The substantial attacks upon the warrant are (1) that it directs the state sheriff to make return of the monies collected within sixty-one days instead of within sixty days, as required by the statute; and (2) that the warrant was not recorded in the office of the clerk of the Circuit Court of Duval County within five days after receipt of the warrant by the sheriff, as required by the statute.
The last stated contention should be resolved against the plaintiff trustee on the facts. The original warrant is before the court. It shows on its face that it was issued by the comptroller November 12, *2851937. The undisputed evidence, both by file mark on the warrant and by oral testimony of the sheriff’s deputy who received the warrant, is that the warrant was received November IS, 1937. It was duly recorded in the clerk’s office on November 19, 1937, within five days.
The sixty day period in controversy within which return of the monies must be made, relates, not to the time within which the warrant shall be levied and enforced against the delinquent taxpayer, but to the time within which the sheriff shall return the avails of the levy to the comptroller. There is no showing that the bankrupt, or its creditors, were prejudiced in the slightest by this minor departure from the formal command of the statute. The time fixed was solely a matter between the comptroller and his executing officer, the sheriff. There was apparently an effort in good faith to follow the statute. No gross abuse or flagrant departure from the statute appears. This court is disinclined to nullify the state’s process for such an inconsequential and nonprejudicial deviation which does not concern the tax debtor, and which has prejudiced no one.
The state statute gives the warrant in question the effect of a judgment lien, with execution duly issued, from the time the warrant is recorded in the clerk’s office. This occurred November T9, 1937. From that date the sheriff was in at least constructive possession of the goods levied upon.

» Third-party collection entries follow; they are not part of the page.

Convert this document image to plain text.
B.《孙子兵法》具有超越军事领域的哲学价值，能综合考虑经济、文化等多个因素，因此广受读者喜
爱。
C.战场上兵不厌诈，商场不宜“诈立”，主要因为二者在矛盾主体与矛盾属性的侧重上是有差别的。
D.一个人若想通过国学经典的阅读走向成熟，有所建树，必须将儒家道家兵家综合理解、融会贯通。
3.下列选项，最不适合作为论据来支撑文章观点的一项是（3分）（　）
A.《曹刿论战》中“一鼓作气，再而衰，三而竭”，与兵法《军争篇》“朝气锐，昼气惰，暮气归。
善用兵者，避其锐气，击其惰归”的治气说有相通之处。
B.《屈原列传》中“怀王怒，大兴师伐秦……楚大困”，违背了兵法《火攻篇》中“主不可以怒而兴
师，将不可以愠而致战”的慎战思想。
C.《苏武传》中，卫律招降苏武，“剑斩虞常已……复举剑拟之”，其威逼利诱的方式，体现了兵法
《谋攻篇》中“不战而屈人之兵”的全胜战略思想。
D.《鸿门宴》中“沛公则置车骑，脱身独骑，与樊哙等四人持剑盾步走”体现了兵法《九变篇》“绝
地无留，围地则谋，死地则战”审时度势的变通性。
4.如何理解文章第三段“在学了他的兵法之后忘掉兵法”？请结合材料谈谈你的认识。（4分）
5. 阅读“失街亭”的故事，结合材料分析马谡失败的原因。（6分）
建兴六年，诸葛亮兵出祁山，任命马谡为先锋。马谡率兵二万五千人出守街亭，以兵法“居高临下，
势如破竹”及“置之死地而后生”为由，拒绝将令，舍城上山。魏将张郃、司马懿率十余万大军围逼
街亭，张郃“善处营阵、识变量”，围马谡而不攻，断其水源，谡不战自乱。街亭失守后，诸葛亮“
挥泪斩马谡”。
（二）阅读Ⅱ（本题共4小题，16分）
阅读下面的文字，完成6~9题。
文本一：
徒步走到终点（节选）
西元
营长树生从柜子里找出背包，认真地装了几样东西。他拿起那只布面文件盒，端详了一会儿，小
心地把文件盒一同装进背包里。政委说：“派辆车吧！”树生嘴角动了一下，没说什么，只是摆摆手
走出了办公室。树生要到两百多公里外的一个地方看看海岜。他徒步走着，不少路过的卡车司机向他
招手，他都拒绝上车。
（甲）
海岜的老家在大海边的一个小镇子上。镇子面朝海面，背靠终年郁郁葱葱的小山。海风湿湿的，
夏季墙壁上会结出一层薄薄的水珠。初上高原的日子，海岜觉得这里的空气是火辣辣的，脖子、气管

He was in actual possession long before the filing of petition in bankruptcy on July 5th, 1938. The situation therefore is that the state has acquired a perfected judgment lien more than four months before bankruptcy, and was in actual possession of the property levied upon before the filing of the petition in bankruptcy. The state, through its defendant officers, is therefore entitled to proceed in the enforcement of its lien, thus perfected, independently of the bankrupt court. Straton v. New, 283 U.S. 318, 51 S.Ct. 465, 75 L.Ed. 1060. Neither Isaacs v. Hobbs Tie & Timber Co., 282 U.S. 734, 51 S.Ct. 270, 75 L.Ed. 645, nor Continental Illinois Nat. Bank & Trust Co. v. Chicago, R. I. & P. Ry. Co., 294 U.S. 648, 55 S.Ct. 595, 79 L.Ed. 1110, relied upon by plaintiff, are in point.
In either view of the matter, whether for lack of jurisdiction or on the merits, the injunction sought by plaintiff should be denied. So ordered.